XALIMANEWS: Le leader du parti Pastef Ousmane Sonko, a adressé de vives critiques au Premier ministre Al Amine Lô lors de l’inauguration de la permanence de son parti à Mbacké. Dans un discours aux allures d’avertissement politique, il a reproché au chef du gouvernement de s’éloigner de la vision qu’il défendait pour la gestion des ressources naturelles du Sénégal.
Rappelant leur ancienne collaboration, Ousmane Sonko a indiqué avoir lui-même proposé la nomination d’Al Amine Lô au poste de secrétaire général de la Primature, soulignant que ce dernier connaissait parfaitement les orientations qu’il souhaitait mettre en œuvre pour le pays. Le leader de Pastef a ainsi laissé entendre qu’il ne s’attendait pas à un changement de cap sur des dossiers qu’il considère comme stratégiques.
Le président de l’Assemblée nationale a ensuite évoqué les négociations engagées durant son passage à la Primature concernant notamment les secteurs du pétrole, du gaz et du phosphate. Selon lui, ces démarches visaient à permettre à l’État sénégalais de tirer davantage profit de l’exploitation de ses ressources naturelles au bénéfice des populations.
S’appuyant sur des informations qui lui auraient été rapportées, Ousmane Sonko a affirmé qu’Al Amine Lô aurait récemment indiqué, lors d’une réunion à huis clos, que sa priorité était désormais l’amélioration du climat des affaires. Une orientation que le leader de Pastef interprète comme une volonté de rassurer davantage les investisseurs et partenaires économiques internationaux.

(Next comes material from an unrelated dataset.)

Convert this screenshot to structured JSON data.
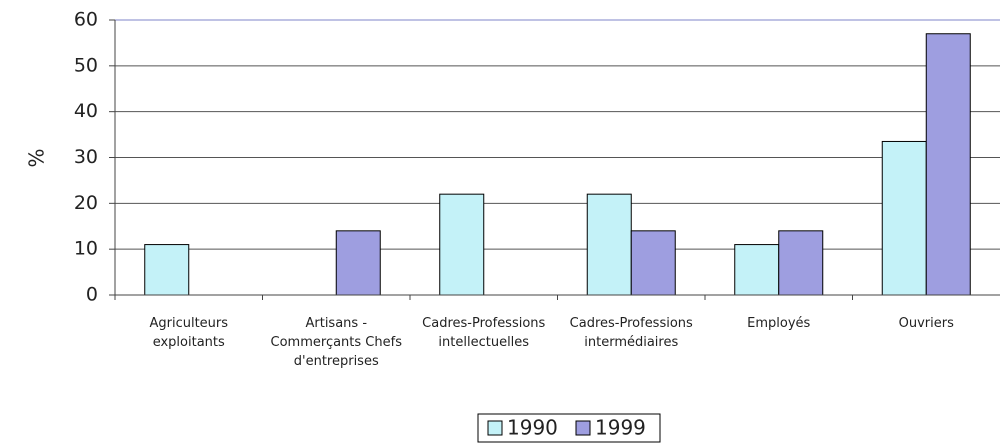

Estimant que cette démarche pourrait compromettre les objectifs initialement fixés, Ousmane Sonko a évoqué la possibilité d’une réponse sur le terrain parlementaire. Il a notamment agité la menace de motions de censure contre le gouvernement si celui-ci persistait dans cette direction qu’il juge contraire aux intérêts défendus par son camp politique.
Dans le même temps, il a annoncé qu’une proposition de loi, portée par le député Guy Marius Sagna, serait prochainement déposée à l’Assemblée nationale. Le texte viserait à rendre obligatoire l’examen parlementaire de tous les contrats liés à l’exploitation des ressources naturelles, afin de garantir leur conformité avec les intérêts du Sénégal.
Cette prise de position intervient dans un contexte marqué par des divergences de plus en plus visibles entre certaines figures de Pastef et le Premier ministre Al Amine Lô, dont la nomination avait pourtant été perçue comme un signe de continuité dans la conduite des grands dossiers économiques du pays.